Ob Fungizide oder Hemmstoffe, der Einsatz lässt sich häufig nicht recht verbergen: Nicht selten finden sich Rückstände, die aussehen wie falscher Mehltau, aber Spritzbrühereste sind.


Streicheleinheiten für kompakten Wuchs

Stauchen und HemmenFoto: Koch Wofür Putzlappen nicht alles gut sind: Topfchrysanthemen werden im Zierpflanzenbau manchmal durch „Strei­chel­ein­hei­ten“ klein und kompakt gehalten. Dazu werden die Textillappen in der Regel an das Gestänge des Gießwagens montiert und in regelmäßigen Zeitintervallen automatisch über den Pflan­zen­be­stand gezogen. Doch auch ganz ohne Chemie können die Gärtner das Pflanzenwachstum ausbremsen. Neben der Belichtung nennt Dr. Elke Ueber von der Lehr- und Versuchsanstalt für Gartenbau in Bad Zwischenahn das „Rütteln und Schütteln“, ein Verfahren, das sich bei Tomaten und Topfchrysanthemen bewährt habe, bei Azaleen jedoch noch nicht. Auch hierbei wird Unordnung in den Hormonhaushalt der Pflanze gebracht.

Unruhe in den Pflanzenbestand können beispielsweise Ventilatoren bringen. Am gängigsten aber ist es, die au­to­ma­ti­sche Bewässerungseinrichtung mit leichten Textil-Bändern zu versehen, die dann in festgelegten Abständen automatisch über die Pflanzen gezogen werden.

Schöner Verkaufseffekt mit fragwürdigem Nutzen

Die Ware, wie der Erwerbsgärtner sie präsentiert, sieht toll aus. Doch die Wirkung der chemischen Wachstumsbremser hält in der Regel nicht lange an. Sobald sie abgebaut sind, schießen die Pflanzen ins Kraut, wachsen, wie die Natur es eigentlich programmiert hat.

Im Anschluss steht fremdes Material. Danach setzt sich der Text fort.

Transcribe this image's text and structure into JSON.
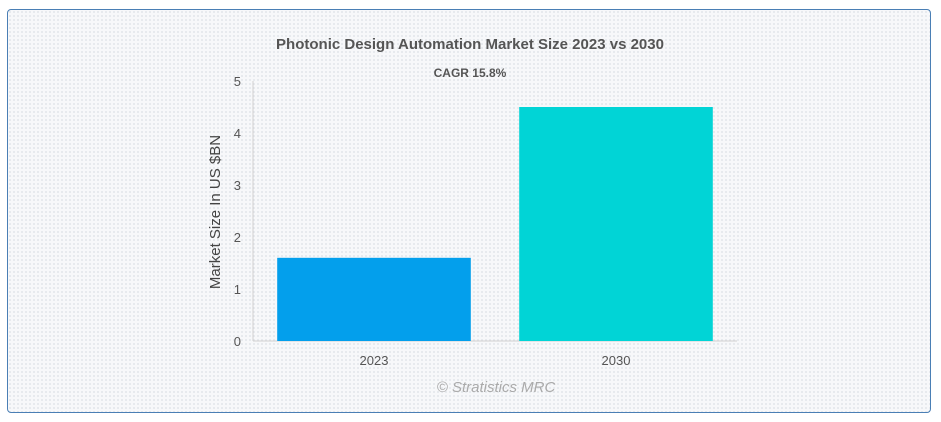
{
  "chart_data": {
    "type": "bar",
    "title": "Photonic Design Automation Market Size 2023 vs 2030",
    "subtitle": "CAGR 15.8%",
    "ylabel": "Market Size In US $BN",
    "xlabel": "",
    "categories": [
      "2023",
      "2030"
    ],
    "values": [
      1.6,
      4.5
    ],
    "colors": [
      "#039fec",
      "#01d4d6"
    ],
    "ylim": [
      0,
      5
    ],
    "yticks": [
      "0",
      "1",
      "2",
      "3",
      "4",
      "5"
    ],
    "grid": false,
    "legend": "none"
  },
  "credit": "© Stratistics MRC"
}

Bestes Beispiel dafür sind die Glattblatt-Astern (Aster novi-belgii), die jeden Herbst als kleine, kompakte Pflanzen zum „Lückefüllen“ im Beet angeboten werden. Ein Jahr lang geht das gut, doch schon im zweiten Jahr legen die Blühwunder los und streben bis in Höhen von 150 cm; also entweder nach der Blüte wegwerfen oder an einen passenderen Standort umpflanzen.

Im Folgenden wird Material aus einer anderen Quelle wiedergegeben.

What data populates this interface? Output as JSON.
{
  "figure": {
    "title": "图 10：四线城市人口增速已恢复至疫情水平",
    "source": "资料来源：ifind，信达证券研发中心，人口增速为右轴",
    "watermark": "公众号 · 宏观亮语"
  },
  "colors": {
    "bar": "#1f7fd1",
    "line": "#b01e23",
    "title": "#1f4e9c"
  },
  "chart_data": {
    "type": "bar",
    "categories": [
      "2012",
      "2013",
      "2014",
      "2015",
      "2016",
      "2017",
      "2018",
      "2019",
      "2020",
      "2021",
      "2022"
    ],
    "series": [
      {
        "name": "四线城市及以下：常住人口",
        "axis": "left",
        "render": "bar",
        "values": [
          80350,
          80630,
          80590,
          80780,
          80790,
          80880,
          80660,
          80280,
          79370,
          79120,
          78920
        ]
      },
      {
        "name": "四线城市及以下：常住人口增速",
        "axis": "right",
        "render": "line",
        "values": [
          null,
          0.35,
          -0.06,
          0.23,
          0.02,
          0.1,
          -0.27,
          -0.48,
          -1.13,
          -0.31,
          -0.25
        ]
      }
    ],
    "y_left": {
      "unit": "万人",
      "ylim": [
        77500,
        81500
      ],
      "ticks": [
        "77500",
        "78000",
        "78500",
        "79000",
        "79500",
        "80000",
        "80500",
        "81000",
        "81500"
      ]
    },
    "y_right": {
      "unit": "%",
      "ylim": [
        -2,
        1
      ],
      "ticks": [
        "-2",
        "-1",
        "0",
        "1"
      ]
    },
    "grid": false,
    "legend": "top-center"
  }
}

Übrigens: Stauchen und Hemmen dient nicht nur der schickeren Verkaufsware und der optimalen Verpackungseinheit, sondern mit den Verfahren lässt sich auch der Blühzeitraum vorverlegen oder nach hinten verlegen. Damit verlängern die Erwerbsgärtner den Zeitraum, in der sie die Ware ansprechend aussehend an den Kunden bringen können. Dazu an anderer Stelle mehr.